Spaghetti Squash Shrimp Scampi
This is a new take on Shrimp Scampi. Recipe came recommended to me by one of our BBQ friends, David Mauro.
- 2 (3- to 3 1/2-lb.) spaghetti squashes
- 8 Tbsp. butter, divided
- 1 1/2 lbs. peeled and deveined large fresh shrimp
- 2 lg. shallots, minced
- 3 cloves garlic, minced
- 1 c. dry white wine
- 1/2 c. chicken broth
- 1/2 c. heavy whipping cream
- 2 Tbsp. capers
- 1 tsp. Creole seasoning
- 1/4 tsp. crushed red pepper
- 1/4 c. chopped fresh parsley
Preparation time 120mins
Cooking time 100mins
Adapted from louisianacookin.com
1) Preheat oven to 375°. Line a baking sheet with aluminum foil.
2) Prick squashes all over with a fork. Place on prepared baking sheet, and roast until tender, about 1 hour and 20 to 30 mins. Let cool 15 minutes, then slice in half lengthwise. Use a fork to shred squash and place flesh in a large bowl, discarding seeds and skins.
3) In a large skillet, melt 1 tablespoon butter over medium-high heat. Add shrimp and cook, turning occasionally, until pink and firm, about 5 minutes. Remove shrimp and set aside.

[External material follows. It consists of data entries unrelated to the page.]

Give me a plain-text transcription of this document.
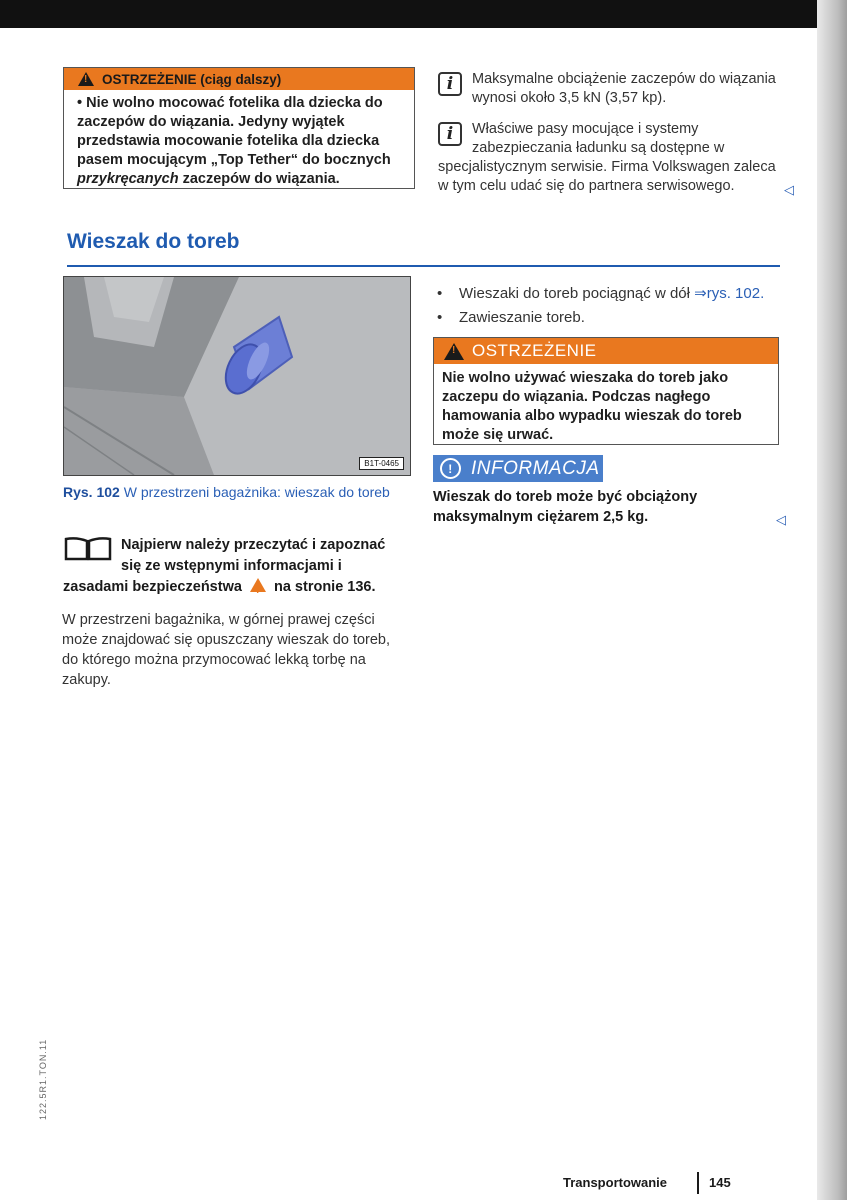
!
OSTRZEŻENIE (ciąg dalszy)
• Nie wolno mocować fotelika dla dziecka do zaczepów do wiązania. Jedyny wyjątek przedstawia mocowanie fotelika dla dziecka pasem mocującym „Top Tether“ do bocznych przykręcanych zaczepów do wiązania.
i	Maksymalne obciążenie zaczepów do wiązania wynosi około 3,5 kN (3,57 kp).
i	Właściwe pasy mocujące i systemy zabezpieczania ładunku są dostępne w specjalistycznym serwisie. Firma Volkswagen zaleca w tym celu udać się do partnera serwisowego.	◁
Wieszak do toreb
B1T-0465
Rys. 102 W przestrzeni bagażnika: wieszak do toreb
Najpierw należy przeczytać i zapoznać się ze wstępnymi informacjami i zasadami bezpieczeństwa ! na stronie 136.

W przestrzeni bagażnika, w górnej prawej części może znajdować się opuszczany wieszak do toreb, do którego można przymocować lekką torbę na zakupy.

• Wieszaki do toreb pociągnąć w dół ⇒rys. 102.
• Zawieszanie toreb.
!
OSTRZEŻENIE
Nie wolno używać wieszaka do toreb jako zaczepu do wiązania. Podczas nagłego hamowania albo wypadku wieszak do toreb może się urwać.
! INFORMACJA

Wieszak do toreb może być obciążony maksymalnym ciężarem 2,5 kg.	◁
Transportowanie	145
122.5R1.TON.11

4) Melt 1 tablespoon butter in skillet over medium-high heat. Add shallots and garlic; cook, stirring occasionally, 6 minutes. Add wine and broth, increase heat to high, and reduce liquid by two-thirds. Reduce heat to medium-low. Stir in remaining 6 tablespoons butter, cream, capers, Creole seasoning, and red pepper. Cook until butter has melted and sauce is smooth, about 3 minutes. Stir in squash, shrimp, and parsley. Serve immediately.